Uno degli alberi da abbattere (o già abbattutto). Foto da giornimoderni.donnamoderna.it
Ma soprattutto vorrei ricordare come non è stato limitato il consumo del suolo sulle aree dismesse ( con il via libera a nuovi progetti speculativi), vera risorsa e forma di compensazione per l’eccessiva cementificazione a cui è stata sottoposta la città negli ultimi decenni. Le dimissioni dell’assessore all’urbanistica, sorda a qualunque richiesta dei cittadini e la partita persa degli scali ferroviari, dovrebbe far riflettere su come lo sviluppo di questa città non può e non deve passare solo attraverso l’edilizia (settore che più di tutti ha sopportato la crisi). E più che mai appare stringente una green belt (una cintura verde intorno al costruito), capace di far “respirare” almeno un po’ questa città, una zona di rispetto che ci protegga dalle esondazioni dei fiumi, da un eccessivo carico di traffico su gomma o dalla povertà del verde (anche qualitativamente!) per i suoi tanti bambini. Molto probabilmente chi verrà dopo questa amministrazione non invertirà la direzione di marcia sulle aree ferroviarie, ma almeno si è procrastinato un’ulteriore alterazione dello skyline di Milano. Le previste misure mitiganti, come gli orti in città, oggi appaiono solo un palliativo di bandiera per indorare una pillola davvero difficile da digerire.

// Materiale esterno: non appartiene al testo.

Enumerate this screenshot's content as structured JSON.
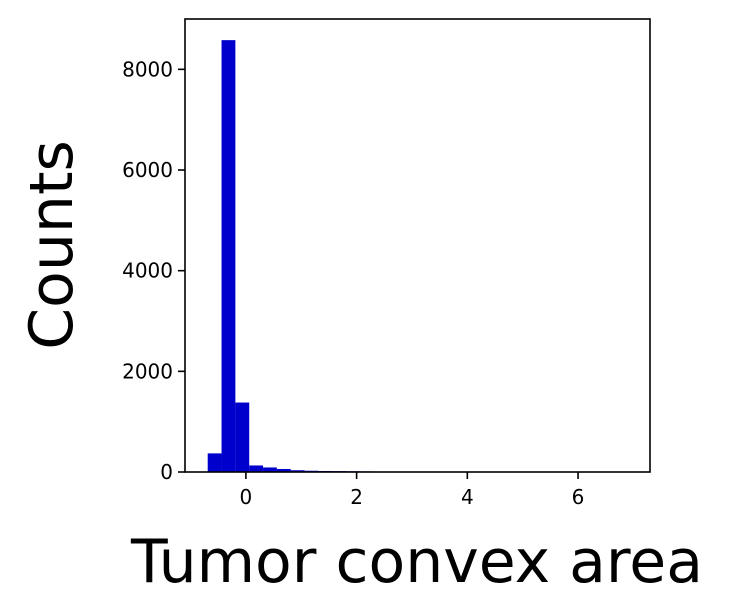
{
  "chart_data": {
    "type": "bar",
    "title": "",
    "xlabel": "Tumor convex area",
    "ylabel": "Counts",
    "xlim": [
      -1.1,
      7.3
    ],
    "ylim": [
      0,
      9000
    ],
    "xticks": [
      0,
      2,
      4,
      6
    ],
    "yticks": [
      0,
      2000,
      4000,
      6000,
      8000
    ],
    "bar_color": "#0000cc",
    "grid": false,
    "legend": "none",
    "bin_edges": [
      -0.69,
      -0.44,
      -0.19,
      0.06,
      0.31,
      0.56,
      0.81,
      1.06,
      1.31,
      1.56,
      1.81,
      2.06,
      2.31,
      2.56,
      2.81,
      3.06,
      3.31,
      3.56,
      3.81,
      4.06,
      4.31,
      4.56,
      4.81,
      5.06,
      5.31,
      5.56,
      5.81,
      6.06,
      6.31,
      6.56,
      6.81
    ],
    "values": [
      370,
      8580,
      1380,
      130,
      90,
      60,
      35,
      25,
      20,
      18,
      15,
      12,
      10,
      10,
      8,
      8,
      8,
      7,
      6,
      6,
      5,
      5,
      5,
      5,
      4,
      4,
      3,
      3,
      3,
      2
    ]
  }
}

L’anello ferroviario intorno alla città con i relativi scali dismessi a disposizione (fonte Comune di Milano)
Chiudiamo in ultimo con le passate e tanto vituperate “domeniche ecologiche” che le vecchie giunte di destra distribuivano nell’arco dell’anno e che puntualmente venivano criticate come misure tampone. Ma anche queste negli ultimi giorni avrebbero dato un segnale, un segnale educativo oltre che di civiltà. Questa proposta, come quella delle giornate con targhe alterne o della necessità di un fermo totale del traffico, sotto Natale sarebbero forse stato un schiaffo troppo grande al rilancio dei consumi! Tant’è, la situazione rimane stagnante come l’aria mefitica che aleggia sopra le nostre teste.
Sembra così che pure un Expo e un dopo-Expo mai concluso, usato come arma di distrazione di massa, abbia lavato la coscienza dei più con quel roboante tema di “Nutrire il pianeta, energia per la vita”. Ci ha allontanato forse per troppo tempo dai problemi reali e complessi di una città metropolitana come Milano, ad iniziare dalla bonifica dei terreni, su cui è sorta la stessa manifestazione e dove per mesi molti volontari e lavoratori si sono spesi per intere giornate. Forse che anche la possibilità di respirare aria pulita o a mangiare del cibo sano non sia esso stesso un diritto e un bene prezioso per cui valga pagare la TASI o L’IMU o la TARSI in questa città, che ha ancora molto cammino davanti per diventare una vera città verso cui l’Europa e il Mondo devono voltarsi a guardare?